I took the P train to Myyrmäki, once home I flossed my teeth and brushed them (I have taken up the habit of brushing my teeth three times a day, and using dental floss on the second time).
I also washed my hair with the baking soda, I mixed it with warm water in a measuring cup. I wetted my hair and poured the mixture into my hair, massaging it in, but it proved to be such a fuss. I felt it sting in the small scabs in my scalp and in the hangnails of my fingers, there was baking soda everywhere in the bathroom, but at least my hair looked really neat and clean.
I decided to keep on using organic shampoo because baking soda proved really hard to use as shampoo. And besides, I don’t think organic, natural, cruelty- free shampoos are any more toxic than the regular ones.

I hoovered and mopped the visible part of the floor, washed a load of laundry, and then I decided to have a break. I called my mom and asked her if it’s okay that I visit again, she said yes and didn’t sound tired or angry.

It was getting dark outside, and I felt guilty for not going for a walk since it had been such a blessed day. I miss the warm days when it was grey and rainy and I didn’t feel guilty for staying inside all day.

I took the bus 571 to Raappavuori, once in my parents’ home everything was alright. I ate some chocolates and drank coffee and wrote into my diary, and kissed and hugged both of my momsie and dadsicle goodbye and told them I will visit next week.

I took the bus 565 to Myyrmäki and went to Myyrmanni shopping center to spend time, and what do you know, I felt my old friend Creepy Moment returning; it’s when my blood sugar gets so low I start hallucinating.
It’s been years when I got the last Creepy Moment on the exact day when I moved into this apartment.

I tried to keep it cool and visited a few shops to look at stuff, then I went home and managed to hoover and mop the floor under the furniture, and wash three loads of laundry; first the towels and bed sheets, then underwear and other important textiles, and then regular clothes.

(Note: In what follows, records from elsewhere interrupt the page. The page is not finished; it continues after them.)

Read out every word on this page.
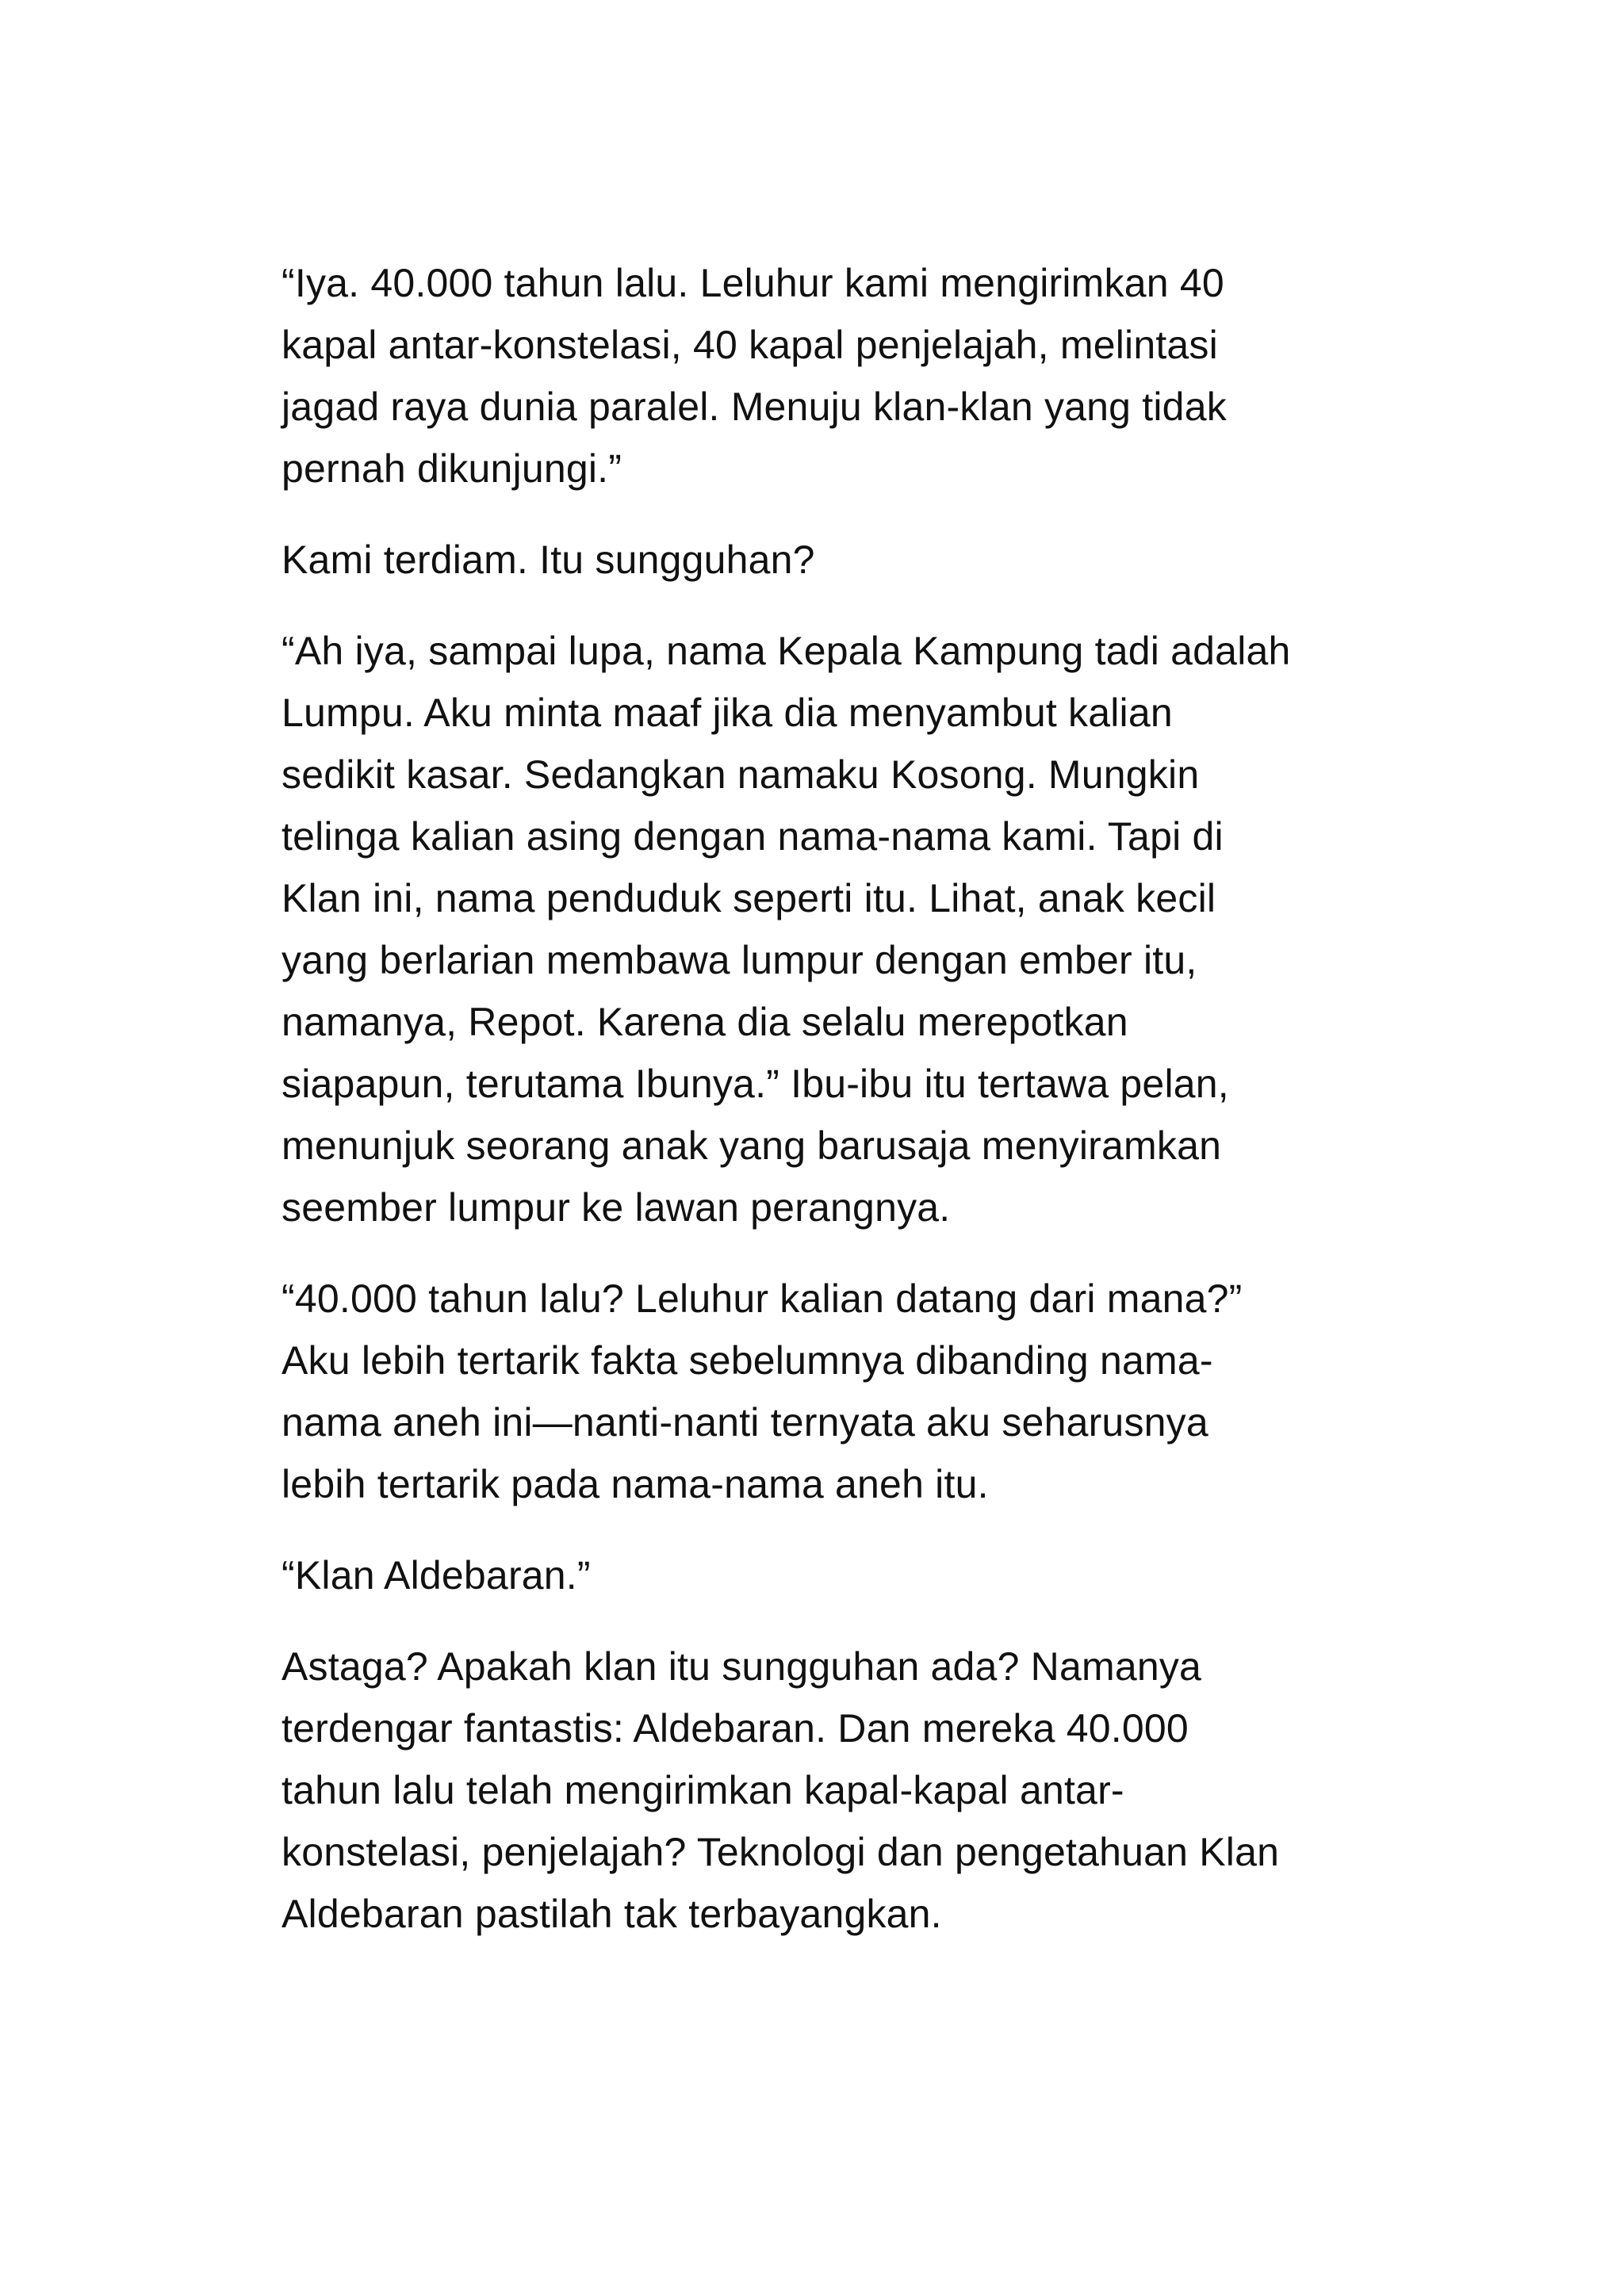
“Iya. 40.000 tahun lalu. Leluhur kami mengirimkan 40
kapal antar-konstelasi, 40 kapal penjelajah, melintasi
jagad raya dunia paralel. Menuju klan-klan yang tidak
pernah dikunjungi.”
Kami terdiam. Itu sungguhan?
“Ah iya, sampai lupa, nama Kepala Kampung tadi adalah
Lumpu. Aku minta maaf jika dia menyambut kalian
sedikit kasar. Sedangkan namaku Kosong. Mungkin
telinga kalian asing dengan nama-nama kami. Tapi di
Klan ini, nama penduduk seperti itu. Lihat, anak kecil
yang berlarian membawa lumpur dengan ember itu,
namanya, Repot. Karena dia selalu merepotkan
siapapun, terutama Ibunya.” Ibu-ibu itu tertawa pelan,
menunjuk seorang anak yang barusaja menyiramkan
seember lumpur ke lawan perangnya.
“40.000 tahun lalu? Leluhur kalian datang dari mana?”
Aku lebih tertarik fakta sebelumnya dibanding nama-
nama aneh ini—nanti-nanti ternyata aku seharusnya
lebih tertarik pada nama-nama aneh itu.
“Klan Aldebaran.”
Astaga? Apakah klan itu sungguhan ada? Namanya
terdengar fantastis: Aldebaran. Dan mereka 40.000
tahun lalu telah mengirimkan kapal-kapal antar-
konstelasi, penjelajah? Teknologi dan pengetahuan Klan
Aldebaran pastilah tak terbayangkan.
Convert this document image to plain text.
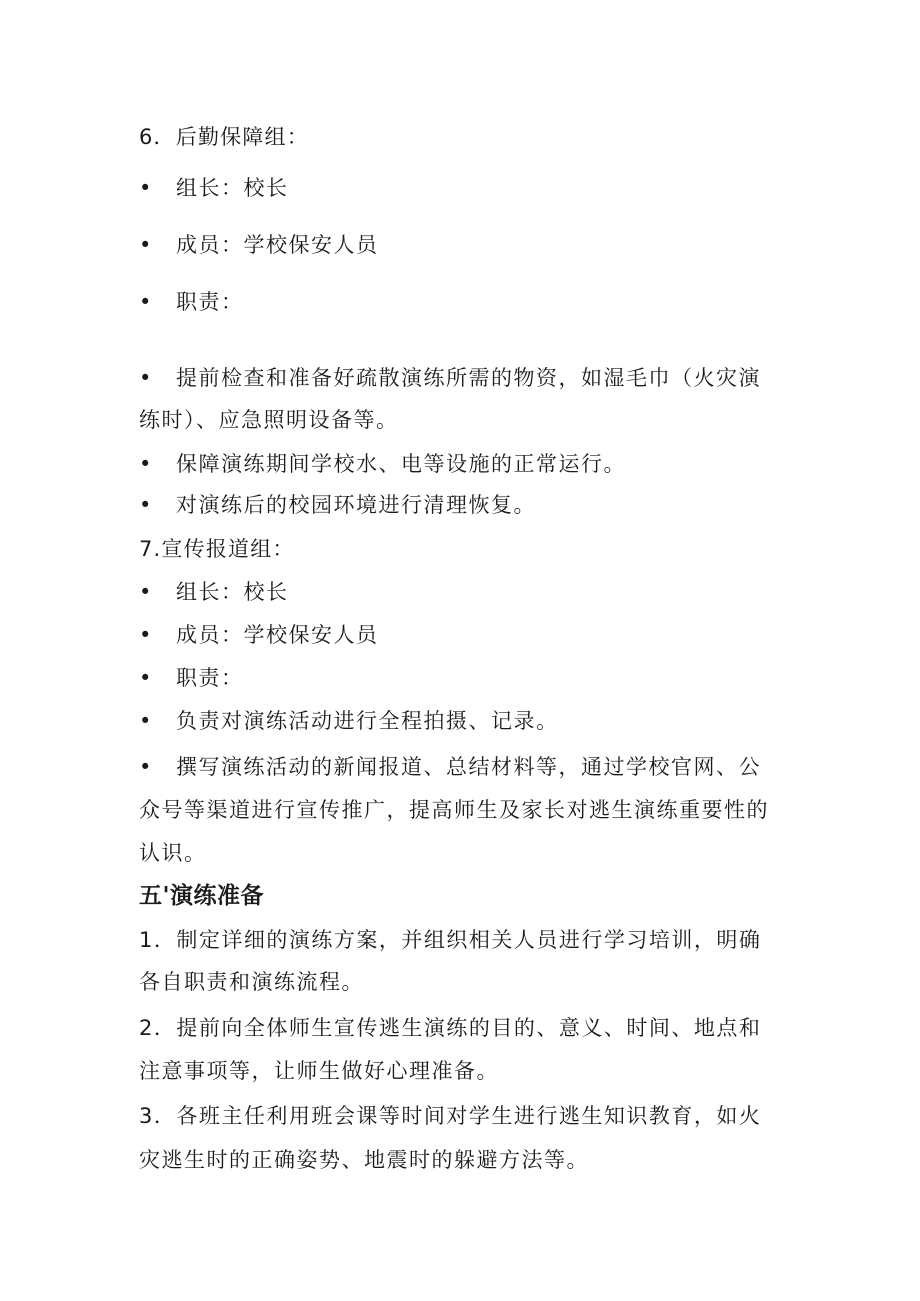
6．后勤保障组：
• 组长：校长
• 成员：学校保安人员
• 职责：
• 提前检查和准备好疏散演练所需的物资，如湿毛巾（火灾演
练时）、应急照明设备等。
• 保障演练期间学校水、电等设施的正常运行。
• 对演练后的校园环境进行清理恢复。
7.宣传报道组：
• 组长：校长
• 成员：学校保安人员
• 职责：
• 负责对演练活动进行全程拍摄、记录。
• 撰写演练活动的新闻报道、总结材料等，通过学校官网、公
众号等渠道进行宣传推广，提高师生及家长对逃生演练重要性的
认识。
五'演练准备
1．制定详细的演练方案，并组织相关人员进行学习培训，明确
各自职责和演练流程。
2．提前向全体师生宣传逃生演练的目的、意义、时间、地点和
注意事项等，让师生做好心理准备。
3．各班主任利用班会课等时间对学生进行逃生知识教育，如火
灾逃生时的正确姿势、地震时的躲避方法等。
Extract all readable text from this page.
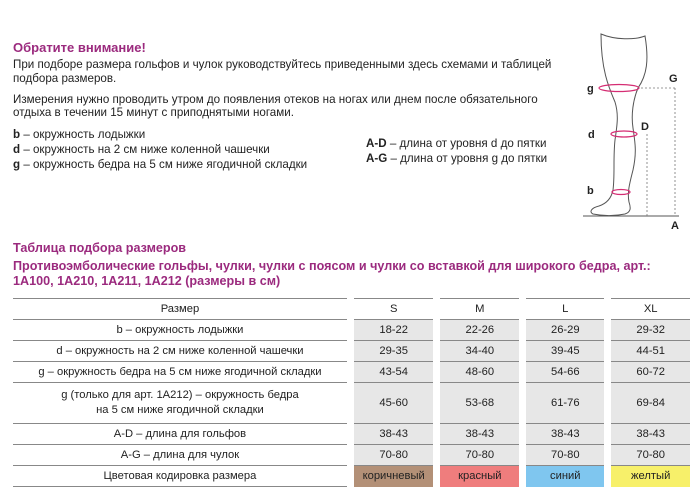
Обратите внимание!

При подборе размера гольфов и чулок руководствуйтесь приведенными здесь схемами и таблицей подбора размеров.

Измерения нужно проводить утром до появления отеков на ногах или днем после обязательного отдыха в течении 15 минут с приподнятыми ногами.

b – окружность лодыжки
d – окружность на 2 см ниже коленной чашечки
g – окружность бедра на 5 см ниже ягодичной складки
A-D – длина от уровня d до пятки
A-G – длина от уровня g до пятки
g
d
b
G
D
A
Таблица подбора размеров
Противоэмболические гольфы, чулки, чулки с поясом и чулки со вставкой для широкого бедра, арт.: 1A100, 1A210, 1A211, 1A212 (размеры в см)
Размер	S	M	L	XL
b – окружность лодыжки	18-22	22-26	26-29	29-32
d – окружность на 2 см ниже коленной чашечки	29-35	34-40	39-45	44-51
g – окружность бедра на 5 см ниже ягодичной складки	43-54	48-60	54-66	60-72

g (только для арт. 1A212) – окружность бедра
на 5 см ниже ягодичной складки	45-60	53-68	61-76	69-84
A-D – длина для гольфов	38-43	38-43	38-43	38-43
A-G – длина для чулок	70-80	70-80	70-80	70-80
Цветовая кодировка размера	коричневый	красный	синий	желтый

I am going to sleep on the sofa- bed tonight because my mattress, pillow, and blanket are on the balcony getting aired. Actually I’m glad the temperature is below zero tonight, it will kill the bed bugs if there are some.

I will be 27 years old tomorrow, and I feel so young!
I don’t know if my ASPA worker is going to visit me, but I am going to run some errands; I need to take my phone bill to the social office, recycle empty bottles, and continue doing housework. I need to scrub the bathroom, swab the writing desk and kitchen counters, take out the recycling, and take my carpet and mattress out to dust them.
It’s been months ever since the last time I dusted the carpet, so I better dust it now, and I also need to take it to Mattolaituri to have it cleaned, it’s a dry cleaner that specialises in carpets and such. The white stripes of the carpet have turned yellowish, and it also smells a bit unpleasant.
Girls’ House isn’t open until January 11th, but I hope that Amos Anderson art museum will be open tomorrow so I can go there.